The Jewish Chronicle

Poland's hero memorial plan sparks outrage

May 1, 2015 11:43
1 min read

A plan to place a monument in memory of Poles who saved Jews during the Holocaust in the middle of the former Jewish ghetto in Warsaw has sparked an angry outcry from survivor groups.

A collection of Shoah survivors' children sent a letter to the panel of judges due to select the designer of the monument, objecting to "the violation of the symbolic ground immortalising murder of the Jewish people".

The letter went on: "The proposed monument, if erected, will be standing on the blood-soaked ground containing the remains of the hundreds of thousands of Jews, who in this very place died from starvation and diseases, and from where they were taken on their final journey to the gas chambers of Treblinka."

Sixty-six-year-old Canadian Henry Lewkowicz, a child of a survivor, helped write the letter. He said: "The square, with its Monument to the Ghetto Heroes and Martyrs, symbolises the profound abandonment, complete isolation and cruel death of Jews imprisoned behind the Ghetto walls. Adding another monument on this site, even for the heroic Righteous Poles, is inappropriate, insensitive, and overpoweringly changes the narrative and the perception of the fate of the Warsaw Ghetto.
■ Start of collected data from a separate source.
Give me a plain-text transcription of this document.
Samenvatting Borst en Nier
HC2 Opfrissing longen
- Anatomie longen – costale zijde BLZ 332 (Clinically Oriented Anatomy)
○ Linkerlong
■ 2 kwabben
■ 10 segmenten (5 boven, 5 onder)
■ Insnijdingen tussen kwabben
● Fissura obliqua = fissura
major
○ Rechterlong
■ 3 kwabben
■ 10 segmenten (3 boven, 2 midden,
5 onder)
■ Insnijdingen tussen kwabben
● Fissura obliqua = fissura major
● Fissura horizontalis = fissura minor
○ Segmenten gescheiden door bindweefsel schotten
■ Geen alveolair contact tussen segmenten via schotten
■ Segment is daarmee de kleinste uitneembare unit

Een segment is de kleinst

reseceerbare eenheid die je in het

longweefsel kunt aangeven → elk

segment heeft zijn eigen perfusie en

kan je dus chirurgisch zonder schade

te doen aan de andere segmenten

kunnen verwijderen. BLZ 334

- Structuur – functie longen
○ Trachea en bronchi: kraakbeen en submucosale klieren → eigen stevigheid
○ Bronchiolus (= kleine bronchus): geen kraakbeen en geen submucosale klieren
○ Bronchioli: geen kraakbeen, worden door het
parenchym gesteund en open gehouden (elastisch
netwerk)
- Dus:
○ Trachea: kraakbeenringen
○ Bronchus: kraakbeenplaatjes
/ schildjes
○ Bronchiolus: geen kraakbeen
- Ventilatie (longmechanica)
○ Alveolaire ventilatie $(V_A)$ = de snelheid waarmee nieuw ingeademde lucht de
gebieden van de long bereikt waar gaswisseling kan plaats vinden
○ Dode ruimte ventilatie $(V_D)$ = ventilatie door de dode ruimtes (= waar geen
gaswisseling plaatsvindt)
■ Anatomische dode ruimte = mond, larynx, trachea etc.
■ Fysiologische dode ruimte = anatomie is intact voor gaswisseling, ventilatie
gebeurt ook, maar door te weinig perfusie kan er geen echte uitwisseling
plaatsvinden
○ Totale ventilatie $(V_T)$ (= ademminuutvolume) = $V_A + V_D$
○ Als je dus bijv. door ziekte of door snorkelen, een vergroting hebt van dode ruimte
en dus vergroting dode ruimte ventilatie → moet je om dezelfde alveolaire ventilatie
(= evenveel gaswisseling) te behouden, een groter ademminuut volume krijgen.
"We support the idea of honouring the heroic Polish Righteous and we hope that any commemoration will be done with the consent and support of the wider Jewish community."

Milada Slizinska, the chair of the judging panel, denied responsibility for the location of the memorial. "Our mission was only to choose the winning project," she said.

Dariusz Stola, director of the Museum of the History of Polish Jews in Warsaw, backed the decision to place the monument in the ghetto. "The arguments that this space should be 'left as a place of silence' are dubious. If consistently applied, these arguments would lead us to destroy the museum, or even the whole district."